Riccardo lui avait repris la nuque. « Je peux participer à la conversation ? avait-il dit.
– Toi, tais-toi et danse. Tu es l'instrument de ma luxure.
– Ça me va. »
Belbo poursuivait comme si l'autre n'existait pas : « Alors tu es sa prostituée, sa féministe qui s'occupe des RP, et lui c'est ton Simon.
– Moi je ne m'appelle pas Simon, dit Riccardo, la langue déjà pâteuse.
– On ne parle pas de toi », dit Belbo. Depuis quelques instants, j'étais mal à l'aise pour lui. Lui, d'habitude si jaloux de ses propres sentiments, était en train de mettre en scène sa querelle amoureuse devant un témoin, pis, un rival. Mais avec cette dernière réplique, je me rendis compte que, se mettant à nu devant l'autre – au moment où le véritable adversaire était un autre encore –, il réaffirmait, de la seule manière qui lui était permise, sa possession de Lorenza.

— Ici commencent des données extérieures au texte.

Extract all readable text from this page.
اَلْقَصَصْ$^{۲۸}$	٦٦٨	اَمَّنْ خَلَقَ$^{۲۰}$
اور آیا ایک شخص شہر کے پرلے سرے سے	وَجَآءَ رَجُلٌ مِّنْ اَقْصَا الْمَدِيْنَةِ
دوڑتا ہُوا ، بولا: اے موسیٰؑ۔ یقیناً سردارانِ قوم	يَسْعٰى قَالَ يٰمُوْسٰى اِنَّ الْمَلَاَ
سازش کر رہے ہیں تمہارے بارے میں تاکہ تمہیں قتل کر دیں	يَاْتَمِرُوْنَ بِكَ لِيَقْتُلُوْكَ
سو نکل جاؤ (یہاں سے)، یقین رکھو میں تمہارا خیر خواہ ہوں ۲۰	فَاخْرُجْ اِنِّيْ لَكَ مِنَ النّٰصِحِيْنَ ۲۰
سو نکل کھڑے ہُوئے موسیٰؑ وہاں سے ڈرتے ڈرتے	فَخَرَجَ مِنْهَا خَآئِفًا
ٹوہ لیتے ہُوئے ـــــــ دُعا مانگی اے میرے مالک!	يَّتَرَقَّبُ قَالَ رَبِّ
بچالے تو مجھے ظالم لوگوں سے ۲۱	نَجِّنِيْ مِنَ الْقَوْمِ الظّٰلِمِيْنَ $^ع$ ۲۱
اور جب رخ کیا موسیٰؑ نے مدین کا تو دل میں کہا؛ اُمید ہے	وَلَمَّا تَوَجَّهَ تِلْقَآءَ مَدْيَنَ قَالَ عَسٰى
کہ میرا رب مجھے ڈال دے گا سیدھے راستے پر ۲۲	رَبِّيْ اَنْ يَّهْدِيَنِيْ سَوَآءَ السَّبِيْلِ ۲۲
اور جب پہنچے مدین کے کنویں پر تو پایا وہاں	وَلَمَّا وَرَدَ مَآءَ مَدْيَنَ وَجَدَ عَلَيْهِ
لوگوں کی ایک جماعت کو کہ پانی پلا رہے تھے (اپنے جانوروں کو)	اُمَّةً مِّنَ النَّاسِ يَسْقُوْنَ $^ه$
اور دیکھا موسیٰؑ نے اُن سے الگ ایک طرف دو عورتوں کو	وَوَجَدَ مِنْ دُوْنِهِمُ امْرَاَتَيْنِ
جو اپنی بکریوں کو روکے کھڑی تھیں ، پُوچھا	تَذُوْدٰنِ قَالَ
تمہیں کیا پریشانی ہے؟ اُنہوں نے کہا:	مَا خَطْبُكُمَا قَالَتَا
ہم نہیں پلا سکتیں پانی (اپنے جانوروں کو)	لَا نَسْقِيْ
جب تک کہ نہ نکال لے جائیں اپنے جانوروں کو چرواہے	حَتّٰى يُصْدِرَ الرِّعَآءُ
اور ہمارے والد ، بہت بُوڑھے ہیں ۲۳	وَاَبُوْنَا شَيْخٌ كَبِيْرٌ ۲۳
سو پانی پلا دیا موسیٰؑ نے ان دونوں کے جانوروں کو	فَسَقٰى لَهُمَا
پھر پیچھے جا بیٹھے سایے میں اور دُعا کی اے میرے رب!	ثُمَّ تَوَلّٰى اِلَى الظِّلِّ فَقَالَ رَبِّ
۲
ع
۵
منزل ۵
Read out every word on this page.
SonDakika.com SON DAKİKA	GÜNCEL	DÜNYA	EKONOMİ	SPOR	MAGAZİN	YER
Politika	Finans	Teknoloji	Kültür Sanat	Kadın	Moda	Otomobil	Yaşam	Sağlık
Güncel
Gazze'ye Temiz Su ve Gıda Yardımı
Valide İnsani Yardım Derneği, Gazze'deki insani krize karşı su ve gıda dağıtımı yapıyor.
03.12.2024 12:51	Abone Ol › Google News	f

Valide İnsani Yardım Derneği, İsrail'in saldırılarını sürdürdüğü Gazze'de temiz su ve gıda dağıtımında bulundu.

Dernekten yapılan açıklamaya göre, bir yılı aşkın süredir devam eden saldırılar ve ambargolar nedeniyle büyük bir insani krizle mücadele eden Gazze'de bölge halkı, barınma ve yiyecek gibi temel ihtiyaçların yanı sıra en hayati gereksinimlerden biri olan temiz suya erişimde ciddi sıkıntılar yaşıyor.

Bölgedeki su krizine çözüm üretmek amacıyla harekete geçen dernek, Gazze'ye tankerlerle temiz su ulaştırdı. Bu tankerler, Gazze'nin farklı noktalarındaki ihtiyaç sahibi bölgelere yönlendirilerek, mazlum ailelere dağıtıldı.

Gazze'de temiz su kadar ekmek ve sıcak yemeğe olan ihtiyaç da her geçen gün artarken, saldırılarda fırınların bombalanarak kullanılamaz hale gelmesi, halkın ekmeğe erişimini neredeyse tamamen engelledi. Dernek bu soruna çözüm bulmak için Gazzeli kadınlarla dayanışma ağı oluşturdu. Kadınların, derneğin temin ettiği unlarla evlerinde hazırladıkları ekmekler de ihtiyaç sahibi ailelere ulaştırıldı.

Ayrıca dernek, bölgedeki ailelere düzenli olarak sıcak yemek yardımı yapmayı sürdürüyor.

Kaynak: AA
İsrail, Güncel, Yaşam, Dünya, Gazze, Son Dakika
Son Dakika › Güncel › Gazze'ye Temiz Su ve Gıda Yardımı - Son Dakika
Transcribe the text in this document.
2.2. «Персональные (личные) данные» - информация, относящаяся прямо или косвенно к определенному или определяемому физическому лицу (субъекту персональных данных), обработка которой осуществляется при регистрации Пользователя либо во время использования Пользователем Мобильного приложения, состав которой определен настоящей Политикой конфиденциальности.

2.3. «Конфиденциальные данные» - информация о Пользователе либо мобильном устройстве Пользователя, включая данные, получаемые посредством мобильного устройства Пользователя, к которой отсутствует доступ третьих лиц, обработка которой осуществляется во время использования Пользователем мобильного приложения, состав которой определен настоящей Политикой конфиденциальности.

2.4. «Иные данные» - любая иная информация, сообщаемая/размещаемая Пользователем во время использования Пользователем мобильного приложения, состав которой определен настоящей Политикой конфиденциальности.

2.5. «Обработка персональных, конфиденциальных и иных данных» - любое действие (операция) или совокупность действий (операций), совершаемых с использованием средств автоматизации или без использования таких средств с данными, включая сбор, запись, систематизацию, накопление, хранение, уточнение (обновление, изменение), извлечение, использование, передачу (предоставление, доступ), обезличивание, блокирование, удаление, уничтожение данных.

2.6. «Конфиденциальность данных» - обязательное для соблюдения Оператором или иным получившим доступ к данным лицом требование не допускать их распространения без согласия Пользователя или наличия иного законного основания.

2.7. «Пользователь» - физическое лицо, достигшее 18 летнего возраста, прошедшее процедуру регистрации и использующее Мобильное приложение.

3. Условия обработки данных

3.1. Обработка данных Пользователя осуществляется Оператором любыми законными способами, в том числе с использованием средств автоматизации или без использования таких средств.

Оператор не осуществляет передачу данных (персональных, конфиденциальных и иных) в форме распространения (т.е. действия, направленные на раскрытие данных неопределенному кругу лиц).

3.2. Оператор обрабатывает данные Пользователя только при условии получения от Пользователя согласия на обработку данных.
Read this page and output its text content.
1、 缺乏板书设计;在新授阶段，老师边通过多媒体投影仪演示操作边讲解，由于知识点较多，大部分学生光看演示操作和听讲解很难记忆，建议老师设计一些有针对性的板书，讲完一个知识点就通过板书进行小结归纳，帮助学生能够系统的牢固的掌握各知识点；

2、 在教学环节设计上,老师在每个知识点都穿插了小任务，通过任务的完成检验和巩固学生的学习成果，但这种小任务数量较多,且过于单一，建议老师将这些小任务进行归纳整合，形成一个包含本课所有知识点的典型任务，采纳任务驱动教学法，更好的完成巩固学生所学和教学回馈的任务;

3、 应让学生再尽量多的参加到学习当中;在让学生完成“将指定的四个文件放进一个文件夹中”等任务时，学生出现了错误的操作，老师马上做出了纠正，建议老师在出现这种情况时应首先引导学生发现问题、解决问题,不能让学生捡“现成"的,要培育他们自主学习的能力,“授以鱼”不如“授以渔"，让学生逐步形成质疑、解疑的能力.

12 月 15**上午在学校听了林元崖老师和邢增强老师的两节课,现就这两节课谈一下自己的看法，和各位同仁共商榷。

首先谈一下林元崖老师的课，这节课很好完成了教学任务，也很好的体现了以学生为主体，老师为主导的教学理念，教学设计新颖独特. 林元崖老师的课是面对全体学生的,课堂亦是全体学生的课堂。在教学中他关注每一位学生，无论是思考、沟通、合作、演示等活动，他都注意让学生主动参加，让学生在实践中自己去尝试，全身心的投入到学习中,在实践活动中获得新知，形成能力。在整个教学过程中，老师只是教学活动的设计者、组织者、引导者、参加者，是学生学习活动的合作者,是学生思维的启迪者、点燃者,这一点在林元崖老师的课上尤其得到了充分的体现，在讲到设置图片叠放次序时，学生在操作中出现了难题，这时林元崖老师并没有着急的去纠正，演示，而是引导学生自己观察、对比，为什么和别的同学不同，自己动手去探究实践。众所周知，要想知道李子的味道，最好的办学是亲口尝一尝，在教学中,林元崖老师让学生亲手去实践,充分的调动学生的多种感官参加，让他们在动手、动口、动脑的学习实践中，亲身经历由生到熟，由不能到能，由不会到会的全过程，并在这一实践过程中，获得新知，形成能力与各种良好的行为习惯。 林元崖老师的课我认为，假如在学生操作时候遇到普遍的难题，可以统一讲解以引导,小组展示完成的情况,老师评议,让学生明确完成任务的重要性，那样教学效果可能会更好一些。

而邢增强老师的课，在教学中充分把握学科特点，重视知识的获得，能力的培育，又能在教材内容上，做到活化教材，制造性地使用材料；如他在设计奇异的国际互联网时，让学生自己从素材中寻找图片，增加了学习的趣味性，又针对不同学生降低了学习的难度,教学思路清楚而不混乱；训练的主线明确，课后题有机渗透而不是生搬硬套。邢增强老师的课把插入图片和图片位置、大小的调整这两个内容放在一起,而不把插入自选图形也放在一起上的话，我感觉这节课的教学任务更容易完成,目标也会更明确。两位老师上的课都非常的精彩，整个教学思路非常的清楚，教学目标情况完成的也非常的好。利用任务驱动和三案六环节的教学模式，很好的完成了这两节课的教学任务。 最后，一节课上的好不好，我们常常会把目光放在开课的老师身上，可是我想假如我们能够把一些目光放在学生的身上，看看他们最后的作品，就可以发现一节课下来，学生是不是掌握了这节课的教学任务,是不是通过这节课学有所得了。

Pendant ce temps, Lorenza répondait, après avoir quémandé un autre verre à quelqu'un : « Mais par jeu. Mais c'est toi que j'aime.
– Encore heureux que tu ne me haïsses pas. Ecoute, je voudrais rentrer à la maison, j'ai une crise de gastrite. Moi je suis encore prisonnier de la basse matière. A ma pomme Simon n'a rien promis. On s'en va ensemble ?
– Mais restons encore un peu. C'est si bon. Tu ne t'amuses pas ? Et puis je n'ai pas encore regardé les tableaux. Tu as vu que Riccardo en a fait un sur moi ?
– Que de choses j'aimerais faire sur toi, dit Riccardo.
– Tu es vulgaire. Écarte-toi. Je suis en train de parler avec Jacopo. Jacopo, bon Dieu, il n'y a que toi qui peux faire des jeux intellectuels avec tes amis, moi pas ? Qui est-ce qui me traite comme une prostituée de Tyr ? Toi.